As shown by yesterday’s numbers, MSN’s financial performance continues to deteriorate. With each passing quarter, in my opinion, the chance that the division will ever mount a serious challenge to Google and Yahoo in search (or any web business) gets slimmer and slimmer.
- MSN advertising revenue rose only 7% y/y, a deceleration from December’s mediocre 12% and September’s 20%. This compares to Yahoo’s 34% and Google’s 79%.
- Search revenue actually declined y/y. Microsoft blames this on the transition to adCenter, but shrinking revenue in a market growing this fast is a terrible sign. All else being equal, shifting to adCenter modestly increases revenue-per-click because MSN goes from booking net revenue to gross revenue. This illustrates just how much revenue is being lost due to lower keyword prices on adCenter than Yahoo.
- Operating income also declined, from positive $102 million to negative $26 million. The division is now detracting from the performance of Microsoft as a whole.
- The plunge into the red resulted from declining revenue and a headcount increase of a whopping 35%. Whatever the new folks are doing, they aren’t selling ads.
MSN’s heavy investment in headcount and R&D, combined with a renewed willingness to run the division at a loss, shows how seriously Microsoft is taking MSN and the Google threat. Despite this, however, the division’s performance shows no signs of a turnaround (on the contrary, it just gets worse). Analysts and commentators conditioned by years of Microsoft’s come-from-behind victories in software continue to act as though MSN’s ascendancy is only a matter of time. The numbers (and general business history) suggest otherwise.
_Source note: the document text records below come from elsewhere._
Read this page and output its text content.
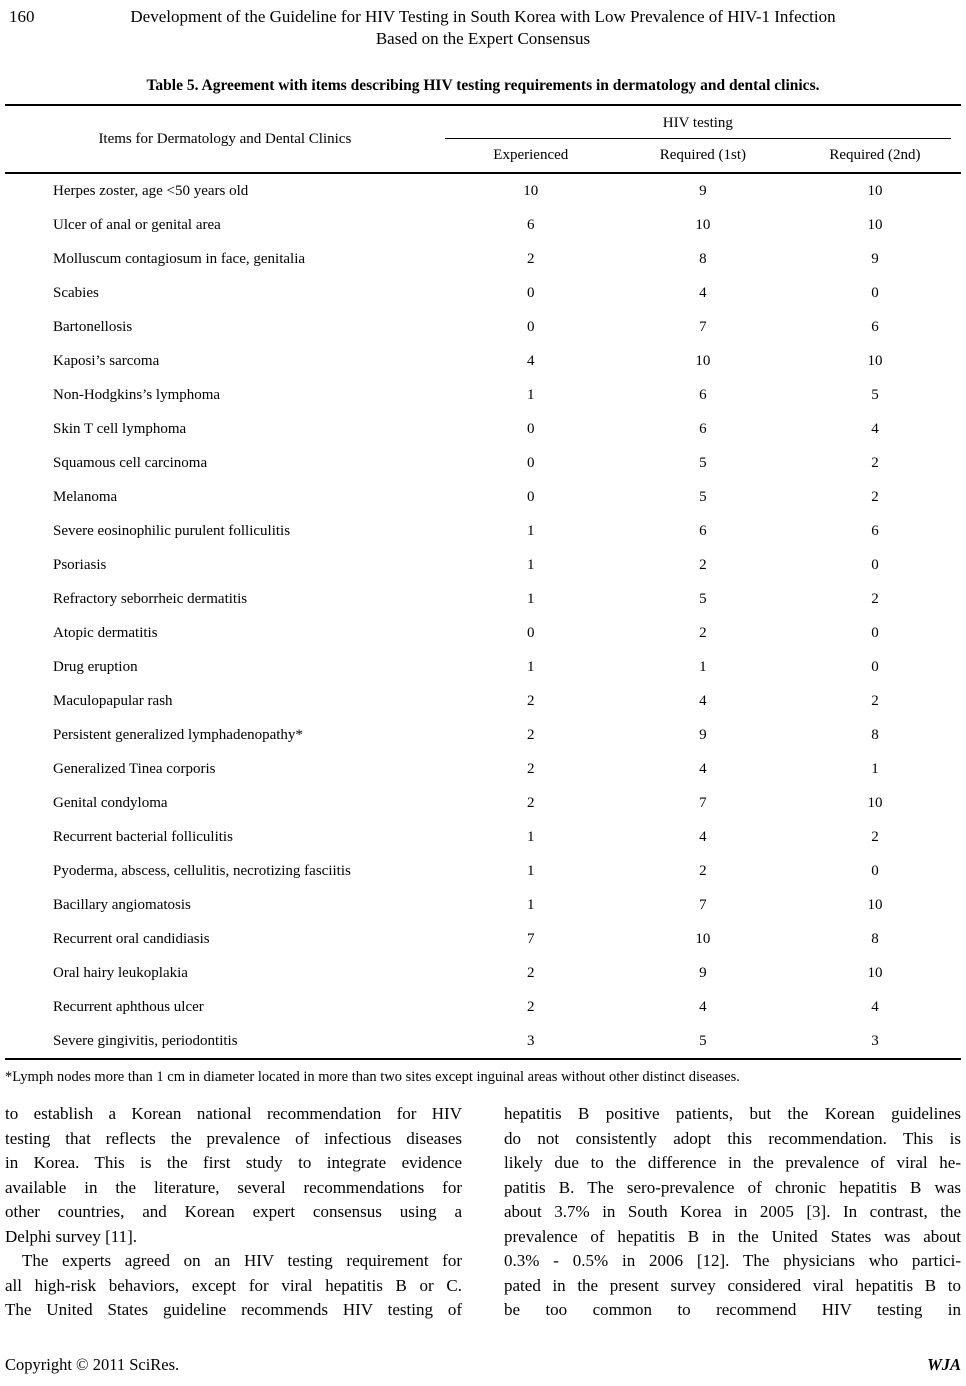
160	Development of the Guideline for HIV Testing in South Korea with Low Prevalence of HIV-1 Infection
Based on the Expert Consensus
Table 5. Agreement with items describing HIV testing requirements in dermatology and dental clinics.
Items for Dermatology and Dental Clinics	HIV testing		

	Experienced	Required (1st)	Required (2nd)
Herpes zoster, age <50 years old	10	9	10
Ulcer of anal or genital area	6	10	10
Molluscum contagiosum in face, genitalia	2	8	9
Scabies	0	4	0
Bartonellosis	0	7	6
Kaposi’s sarcoma	4	10	10
Non-Hodgkins’s lymphoma	1	6	5
Skin T cell lymphoma	0	6	4
Squamous cell carcinoma	0	5	2
Melanoma	0	5	2
Severe eosinophilic purulent folliculitis	1	6	6
Psoriasis	1	2	0
Refractory seborrheic dermatitis	1	5	2
Atopic dermatitis	0	2	0
Drug eruption	1	1	0
Maculopapular rash	2	4	2
Persistent generalized lymphadenopathy*	2	9	8
Generalized Tinea corporis	2	4	1
Genital condyloma	2	7	10
Recurrent bacterial folliculitis	1	4	2
Pyoderma, abscess, cellulitis, necrotizing fasciitis	1	2	0
Bacillary angiomatosis	1	7	10
Recurrent oral candidiasis	7	10	8
Oral hairy leukoplakia	2	9	10
Recurrent aphthous ulcer	2	4	4
Severe gingivitis, periodontitis	3	5	3
*Lymph nodes more than 1 cm in diameter located in more than two sites except inguinal areas without other distinct diseases.
to establish a Korean national recommendation for HIV
testing that reflects the prevalence of infectious diseases
in Korea. This is the first study to integrate evidence
available in the literature, several recommendations for
other countries, and Korean expert consensus using a
Delphi survey [11].
The experts agreed on an HIV testing requirement for
all high-risk behaviors, except for viral hepatitis B or C.
The United States guideline recommends HIV testing of
hepatitis B positive patients, but the Korean guidelines
do not consistently adopt this recommendation. This is
likely due to the difference in the prevalence of viral he-
patitis B. The sero-prevalence of chronic hepatitis B was
about 3.7% in South Korea in 2005 [3]. In contrast, the
prevalence of hepatitis B in the United States was about
0.3% - 0.5% in 2006 [12]. The physicians who partici-
pated in the present survey considered viral hepatitis B to
be too common to recommend HIV testing in
Copyright © 2011 SciRes.	WJA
Microsoft has been at the web business for 11 years now–and it is still running a distant third. How long Microsoft will continue to believe that gaining real traction online is just a matter of hiring the right people, developing the right algorithms, or spending the right amount of money remains a mystery. Unless the MSN division soon shows signs of first stabilizing and then regaining share, however, even the Microsoft faithful may eventually have to throw in the towel.
The hirings of Steve Berkowitz, Ray Ozzie, etc. are positive, but, for MSN, they are probably too little too late. I continue to believe that the best solution to a tough problem is a spin-off. It worked for Expedia, Slate, and other Microsoft web businesses, and it still has a chance of working for MSN. Also, why any one company wants to have $50 billion in revenue and compete with IBM and Oracle on one end and Google, Time Warner, and Sony on the other is beyond me. With each successive re-org, however, it becomes clearer that Microsoft is deadset on doing just that.